Although microbial participation in litter decomposition is widely known within terrestrial soils, the role and significance of microorganisms during the aerial standing litter phase of decomposition remains poorly investigated. We examined the fungi inhabiting standing leaf litter of Schizachyrium scoparium and Schizachyrium tenerum in a Longleaf Pine savanna ecosystem and estimated their contribution to litter decomposition. We identified fungal phylotypes associated with leaf litter and quantified leaf C mass loss, fungal biomass production, and microbial respiration during decomposition. These data were used to construct budgets estimating C flow into and through fungi. Significant losses in S. scoparium (55%) and S. tenerum (67%) leaf C mass were observed during standing decomposition along with concomitant increases in fungal biomass, which reached a maximum of 36 and 33 mgC/g detrital C, respectively. Cumulative fungal production during decomposition totaled 99 ± 6 mgC/g initial detrital C in S. scoparium and 73 ± 5 mgC/g initial detrital C in S. tenerum, indicating that 18 and 11% of the litter C was converted into fungal biomass, respectively. Corresponding estimates of cumulative fungal respiration totaled 106 ± 7 and 174 ± 11 mgC/g initial detrital C in S. scoparium and S. tenerum, respectively. Next generation sequencing identified several fungal phylotypes, with the majority of sequences belonging to the Ascomycota (Dothideomycetes) and Basidiomycota (Agaricomycetes). Fungal phylotypes were similar between litter species and changed over time, showing a successional pattern. These findings extend our understanding of fungal processes to standing litter in terrestrial ecosystems, and highlight the quantitative importance of fungi in C cycling processes.

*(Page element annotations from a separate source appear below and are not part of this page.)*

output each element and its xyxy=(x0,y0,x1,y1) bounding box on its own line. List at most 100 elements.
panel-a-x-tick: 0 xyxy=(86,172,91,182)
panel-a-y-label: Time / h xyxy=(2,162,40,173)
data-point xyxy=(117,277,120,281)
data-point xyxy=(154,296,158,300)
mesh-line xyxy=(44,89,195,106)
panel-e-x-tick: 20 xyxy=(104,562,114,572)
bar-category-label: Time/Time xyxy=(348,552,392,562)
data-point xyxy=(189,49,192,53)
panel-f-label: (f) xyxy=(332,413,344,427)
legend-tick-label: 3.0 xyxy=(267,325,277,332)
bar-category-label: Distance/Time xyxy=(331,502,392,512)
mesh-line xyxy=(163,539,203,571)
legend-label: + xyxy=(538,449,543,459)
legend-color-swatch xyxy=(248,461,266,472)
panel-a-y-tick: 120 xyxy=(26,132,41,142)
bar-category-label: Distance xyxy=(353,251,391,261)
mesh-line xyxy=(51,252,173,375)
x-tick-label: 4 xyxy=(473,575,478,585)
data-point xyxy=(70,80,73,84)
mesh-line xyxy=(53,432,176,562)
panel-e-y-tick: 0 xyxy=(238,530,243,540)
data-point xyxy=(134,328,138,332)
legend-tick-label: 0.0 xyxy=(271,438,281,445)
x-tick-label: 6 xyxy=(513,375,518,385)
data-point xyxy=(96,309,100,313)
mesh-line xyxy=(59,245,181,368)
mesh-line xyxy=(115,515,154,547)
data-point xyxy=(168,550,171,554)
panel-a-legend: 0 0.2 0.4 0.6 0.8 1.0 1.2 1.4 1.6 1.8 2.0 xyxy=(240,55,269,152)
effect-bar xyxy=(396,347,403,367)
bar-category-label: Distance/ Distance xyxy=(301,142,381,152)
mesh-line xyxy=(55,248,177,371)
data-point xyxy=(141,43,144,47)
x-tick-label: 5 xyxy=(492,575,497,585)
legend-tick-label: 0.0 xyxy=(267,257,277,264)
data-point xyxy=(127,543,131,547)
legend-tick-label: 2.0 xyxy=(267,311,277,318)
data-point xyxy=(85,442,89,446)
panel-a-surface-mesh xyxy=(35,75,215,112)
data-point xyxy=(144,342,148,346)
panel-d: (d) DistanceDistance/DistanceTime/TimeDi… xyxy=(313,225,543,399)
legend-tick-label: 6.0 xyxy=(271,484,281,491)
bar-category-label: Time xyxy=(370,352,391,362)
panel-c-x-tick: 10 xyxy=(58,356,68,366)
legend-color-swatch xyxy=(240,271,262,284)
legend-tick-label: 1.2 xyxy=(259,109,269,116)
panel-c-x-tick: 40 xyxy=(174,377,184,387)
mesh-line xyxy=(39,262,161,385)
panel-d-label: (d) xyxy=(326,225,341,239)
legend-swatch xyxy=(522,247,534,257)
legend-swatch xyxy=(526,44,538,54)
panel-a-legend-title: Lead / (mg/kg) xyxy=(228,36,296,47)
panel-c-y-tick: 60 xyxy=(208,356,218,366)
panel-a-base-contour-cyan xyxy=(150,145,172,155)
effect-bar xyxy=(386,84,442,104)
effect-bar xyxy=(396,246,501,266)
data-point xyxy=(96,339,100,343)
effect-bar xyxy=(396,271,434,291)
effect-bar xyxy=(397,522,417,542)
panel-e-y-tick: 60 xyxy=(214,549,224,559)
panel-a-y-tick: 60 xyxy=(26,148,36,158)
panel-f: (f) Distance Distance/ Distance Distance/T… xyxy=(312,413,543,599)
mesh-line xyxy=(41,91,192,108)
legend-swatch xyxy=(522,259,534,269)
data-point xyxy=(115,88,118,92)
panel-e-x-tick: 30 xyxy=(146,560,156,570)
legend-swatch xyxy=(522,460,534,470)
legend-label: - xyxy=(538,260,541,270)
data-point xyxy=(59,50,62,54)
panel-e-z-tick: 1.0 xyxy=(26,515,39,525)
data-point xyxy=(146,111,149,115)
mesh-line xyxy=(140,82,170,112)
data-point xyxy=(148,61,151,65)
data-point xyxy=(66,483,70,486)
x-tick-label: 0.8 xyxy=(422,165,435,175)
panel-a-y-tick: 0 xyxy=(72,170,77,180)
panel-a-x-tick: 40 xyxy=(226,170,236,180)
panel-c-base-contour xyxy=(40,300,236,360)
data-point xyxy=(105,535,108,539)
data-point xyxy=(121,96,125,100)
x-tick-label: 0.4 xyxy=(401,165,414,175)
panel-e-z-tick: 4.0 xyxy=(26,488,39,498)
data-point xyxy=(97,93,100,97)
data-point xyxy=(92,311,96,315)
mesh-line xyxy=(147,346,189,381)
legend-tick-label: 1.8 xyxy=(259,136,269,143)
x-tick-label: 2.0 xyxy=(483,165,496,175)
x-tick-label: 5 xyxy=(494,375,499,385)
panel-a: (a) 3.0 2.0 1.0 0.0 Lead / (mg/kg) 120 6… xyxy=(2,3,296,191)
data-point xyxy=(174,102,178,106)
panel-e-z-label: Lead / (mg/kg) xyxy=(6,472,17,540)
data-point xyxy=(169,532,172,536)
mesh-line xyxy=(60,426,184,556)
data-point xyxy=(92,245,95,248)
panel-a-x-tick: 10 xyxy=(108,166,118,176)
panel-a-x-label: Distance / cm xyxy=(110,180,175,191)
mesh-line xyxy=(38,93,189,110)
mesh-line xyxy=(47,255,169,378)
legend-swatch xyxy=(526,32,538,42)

尽管微生物参与凋落物分解在陆地土壤中广为人知，但微生物在分解的空中站立凋落物阶段的作用和意义仍然很少研究。我们检查了长叶松稀树草原生态系统中寄生于Schizachyrium scoparium和Schizachyrium tenerum静置落叶的真菌，并估计了它们对凋落物分解的贡献。我们确定了与落叶相关的真菌系统型，并量化了叶片 C 质量损失、真菌生物量产生和分解过程中的微生物呼吸。这些数据用于构建预算，估计流入和通过真菌的 C 流量。S. scoparium (55%) 和S. tenerum的重大损失(67%) 在静置分解过程中观察到叶片 C 质量，同时真菌生物量增加，最高分别达到 36 和 33 mgC/g 碎屑 C。分解过程中累积的真菌产量总计为 99 ± 6 mgC/g S. scoparium的初始碎屑 C和 73 ± 5 mgC/g 的S. tenerum初始碎屑 C ，表明 18% 和 11% 的枯枝落叶 C 转化为真菌生物量，分别。S. scoparium和S. tenerum累积真菌呼吸的相应估计值总计为 106 ± 7 和 174 ± 11 mgC/g 初始碎屑 C， 分别。下一代测序确定了几种真菌系统发育型，其中大部分序列属于子囊菌门（Dothideomycetes）和担子菌门（Agaricomycetes）。凋落物物种之间的真菌系统型相似，并且随着时间的推移而变化，呈现出连续模式。这些发现将我们对真菌过程的理解扩展到陆地生态系统中的枯枝落叶，并强调了真菌在 C 循环过程中的定量重要性。